Кадын тихонько засмеялась:
– Ты сам учил меня не слушать лесть, Го. И кому нужна ложь в твоих записях?
– Что ты, царь, это не ложь, это я слышал, как описывают великих воинов прошлого ваши сказители, – отвечал он, и она опять рассмеялась.
– Как ты хитер и гибок! Но зачем ты это пишешь, старый учитель?
– Я сохраняю историю. Пройдет много лет, быть может, никто не сможет вспомнить ни о нашем, ни о вашем народе, но найдут мои записи, прочтут и вспомнят.
– Кому тогда мы будем нужны, Го?
– Тот, кто умер, но не забыт, бессмертен. Так говорят мудрейшие.
– Это пустое, – поморщилась Кадын. – Бессмертия нет. Тело смертно, а памяти достойно лишь то, что рождает боевой дух в сердцах. Если ни нашего, ни вашего люда не станет, в ком будет память рождать боевой дух, кто сможет гордиться тем, что помнит о нас?
– Ваш люд не имеет письма, ему достаточно преданий, но и это он легко оставляет и идет дальше. Наш народ бережет память, складывает ее в кладовую и готов всегда обратиться к ней, чтобы узнать, как жили в прошлом и правильно ли живем мы теперь. Ваш люд устремлен в будущее, наш народ смотрит в прошлое, чтобы удержать настоящее. Я не знаю, что лучше, такова разность наших путей.
– Я тоже не знаю, что лучше, Го. Как и не знаю, есть ли будущее у люда, забывшего прошлое и меняющего свое настоящее, как шапку, в зависимости от направления ветра.
– Не стоит думать так о своем люде, Кадын. Думая дурно о породившем нас дереве, мы гнием сами.
Она сжала губы, глядя в огонь, не в силах ни ответить, ни согласиться.
– Ты мудр, как сорока, Го. Скажи мне, что ты прозреваешь в нашем люде? – спросила наконец. – Столько забот окружает меня, что мне тяжело оглянуться вокруг, чтобы что-то понять.

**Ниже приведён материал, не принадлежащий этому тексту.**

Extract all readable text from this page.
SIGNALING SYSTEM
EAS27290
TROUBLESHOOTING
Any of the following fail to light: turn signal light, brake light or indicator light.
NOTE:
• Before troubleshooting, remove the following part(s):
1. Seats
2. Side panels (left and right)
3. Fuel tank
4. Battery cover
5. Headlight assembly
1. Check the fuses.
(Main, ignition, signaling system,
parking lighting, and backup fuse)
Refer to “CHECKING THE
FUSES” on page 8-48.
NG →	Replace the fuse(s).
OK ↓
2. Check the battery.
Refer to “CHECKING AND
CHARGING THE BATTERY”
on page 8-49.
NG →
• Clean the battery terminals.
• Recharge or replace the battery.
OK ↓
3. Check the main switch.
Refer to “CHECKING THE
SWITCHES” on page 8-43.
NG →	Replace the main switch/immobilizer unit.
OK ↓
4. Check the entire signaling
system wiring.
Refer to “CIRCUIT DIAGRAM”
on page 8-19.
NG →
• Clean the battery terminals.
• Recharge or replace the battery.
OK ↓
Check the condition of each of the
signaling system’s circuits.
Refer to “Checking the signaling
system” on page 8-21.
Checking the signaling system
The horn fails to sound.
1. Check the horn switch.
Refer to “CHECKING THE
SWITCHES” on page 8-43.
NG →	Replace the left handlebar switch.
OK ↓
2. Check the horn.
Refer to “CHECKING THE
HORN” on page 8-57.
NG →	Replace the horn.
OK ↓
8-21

– Свой Путь есть равно у человека и у люда, царь. Я говорил тебе это. Путь бесконечен и непостоянен. Он определяет облик люда, все его наклонности, обычаи, но он меняется, и это залог долгой жизни люда. Если Путь застынет, люд исчезнет. Мудрость правителя – позволить Пути течь своим чередом. Так говорят мудрейшие: если, управляя, правитель отдалится и встанет позади, народ будет любить такого правителя. И сам сделает все так, как будет для его блага, а значит, и для блага правителя.
– Эта мудрость слишком глубока для меня, Го. Мне приходится пока самой скакать по землям и налаживать жизнь. Скажи лучше, каким ты видишь будущее моего люда, пока глашатай не объявил о начале торгов.
Старый Го погладил плешивый подбородок. Он думал так долго, что Кадын поднялась и стала раздувать огонь в очаге. Когда он разгорелся, она повесила котел с водой, и тогда Го сказал:
– Я вижу смену народов, царь. Когда Путь меняется, один народ порождает другой, изменяя при этом обличье. Я вижу, что ты правишь уже другим людом, не тем, что был у твоего отца, и ни ты, ни я еще не знаем его.
Кадын села и закрыла глаза, словно слова эти причинили ей боль, и она терпела. Толмач сказал:
– Расскажи, царь, что угнетает тебя. Год за годом я нахожу на твоем лице новую думу, но, рассказывая мне о жизни люда, ты говоришь только о войнах и набегах, о скотине, конях, золоте и торговле, но никогда – о том, что по-настоящему тревожит тебя. Ты хороший царь, я знаю, выстроить жизнь люда тебе не сложно. Но тяготит тебя другое, то, на что не хватает одной воли.
– Я долго не знала сама, что это, – нехотя заговорила она. – Сердце чуяло, но глаза были слепы. Я была занята другим и не знала своих людей, не знала, к чему прирастает их сердце. Нынче, видя все, я теряюсь.
– Расскажи, Кадын. Быть может, старая обезьяна еще пригодится тебе.
Она снова закрыла глаза, готовясь говорить долго, а когда открыла, взгляд ее стал холодным.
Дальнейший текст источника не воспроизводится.